O único tratamento eficaz para a catarata é cirúrgico. Não há colírios, medicamentos ou óculos capazes de reverter a opacificação do cristalino. A cirurgia é indicada quando a redução da visão começa a impactar tarefas cotidianas, como leitura, deslocamento, trabalho ou reconhecimento de pessoas — e não há mais a necessidade de aguardar que a catarata “amadureça”, como se acreditava no passado.

Atualmente, a técnica mais utilizada é a facoemulsificação, considerada padrão internacional. O procedimento é minimamente invasivo, dura entre 15 e 30 minutos e consiste na fragmentação do cristalino opaco por ultrassom, seguida da aspiração dos fragmentos e da implantação de uma lente intraocular artificial transparente. A cirurgia é feita com anestesia local e, em geral, o paciente recebe alta no mesmo dia.

De acordo com dados do National Eye Institute, cerca de 90% das pessoas submetidas à cirurgia apresentam melhora significativa da visão após o procedimento.
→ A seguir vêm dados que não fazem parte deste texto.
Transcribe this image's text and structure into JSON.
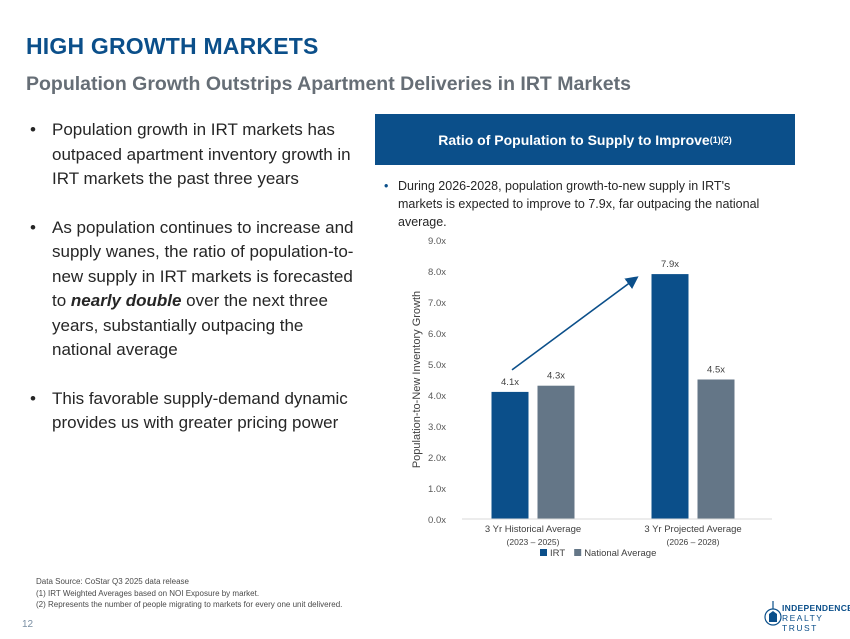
{
  "header": {
    "title": "HIGH GROWTH MARKETS",
    "subtitle": "Population Growth Outstrips Apartment Deliveries in IRT Markets"
  },
  "bullets": [
    {
      "pre": "Population growth in IRT markets has outpaced apartment inventory growth in IRT markets the past three years",
      "em": "",
      "post": ""
    },
    {
      "pre": "As population continues to increase and supply wanes, the ratio of population-to-new supply in IRT markets is forecasted to ",
      "em": "nearly double",
      "post": " over the next three years, substantially outpacing the national average"
    },
    {
      "pre": "This favorable supply-demand dynamic provides us with greater pricing power",
      "em": "",
      "post": ""
    }
  ],
  "panel": {
    "banner_title": "Ratio of Population to Supply to Improve",
    "banner_sup": "(1)(2)",
    "note": "During 2026-2028, population growth-to-new supply in IRT's markets is expected to improve to 7.9x, far outpacing the national average."
  },
  "chart_data": {
    "type": "bar",
    "categories": [
      "3 Yr Historical Average",
      "3 Yr Projected Average"
    ],
    "category_sublabels": [
      "(2023 – 2025)",
      "(2026 – 2028)"
    ],
    "series": [
      {
        "name": "IRT",
        "values": [
          4.1,
          7.9
        ],
        "color": "#0b4f8a"
      },
      {
        "name": "National Average",
        "values": [
          4.3,
          4.5
        ],
        "color": "#647687"
      }
    ],
    "data_labels": [
      [
        "4.1x",
        "7.9x"
      ],
      [
        "4.3x",
        "4.5x"
      ]
    ],
    "ylabel": "Population-to-New Inventory Growth",
    "ylim": [
      0,
      9
    ],
    "yticks": [
      "0.0x",
      "1.0x",
      "2.0x",
      "3.0x",
      "4.0x",
      "5.0x",
      "6.0x",
      "7.0x",
      "8.0x",
      "9.0x"
    ],
    "legend_position": "bottom",
    "arrow": {
      "from_series": "IRT",
      "from": 0,
      "to": 1,
      "color": "#0b4f8a"
    }
  },
  "footer": {
    "source": "Data Source: CoStar Q3 2025 data release",
    "notes": [
      "(1)  IRT Weighted Averages based on NOI Exposure by market.",
      "(2)  Represents the number of people migrating to markets for every one unit delivered."
    ],
    "page_number": "12",
    "logo_line1": "INDEPENDENCE",
    "logo_line2": "REALTY TRUST"
  }
}
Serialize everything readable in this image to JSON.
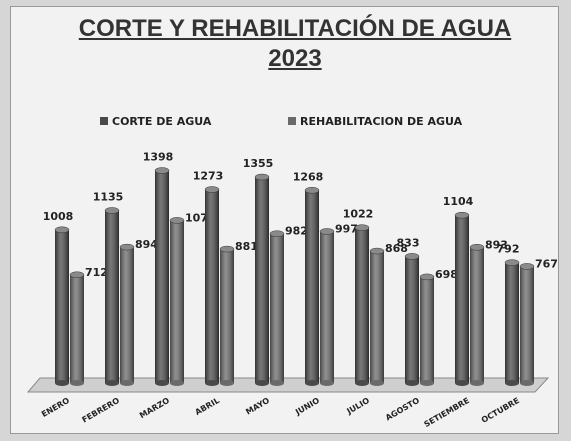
{
  "chart_data": {
    "type": "bar",
    "title": "CORTE Y REHABILITACIÓN DE AGUA 2023",
    "categories": [
      "ENERO",
      "FEBRERO",
      "MARZO",
      "ABRIL",
      "MAYO",
      "JUNIO",
      "JULIO",
      "AGOSTO",
      "SETIEMBRE",
      "OCTUBRE"
    ],
    "series": [
      {
        "name": "CORTE DE AGUA",
        "color": "#4a4a4a",
        "values": [
          1008,
          1135,
          1398,
          1273,
          1355,
          1268,
          1022,
          833,
          1104,
          792
        ]
      },
      {
        "name": "REHABILITACION DE AGUA",
        "color": "#6a6a6a",
        "values": [
          712,
          894,
          1070,
          881,
          982,
          997,
          868,
          698,
          893,
          767
        ]
      }
    ],
    "legend": "top"
  }
}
As lentes implantadas podem variar conforme o perfil do paciente. Existem modelos monofocais, que corrigem a visão para uma única distância; multifocais ou trifocais, que ampliam a capacidade visual para perto, intermediário e longe; e tóricas, indicadas para quem possui astigmatismo. No Sistema Único de Saúde (SUS), o procedimento é realizado com lentes monofocais.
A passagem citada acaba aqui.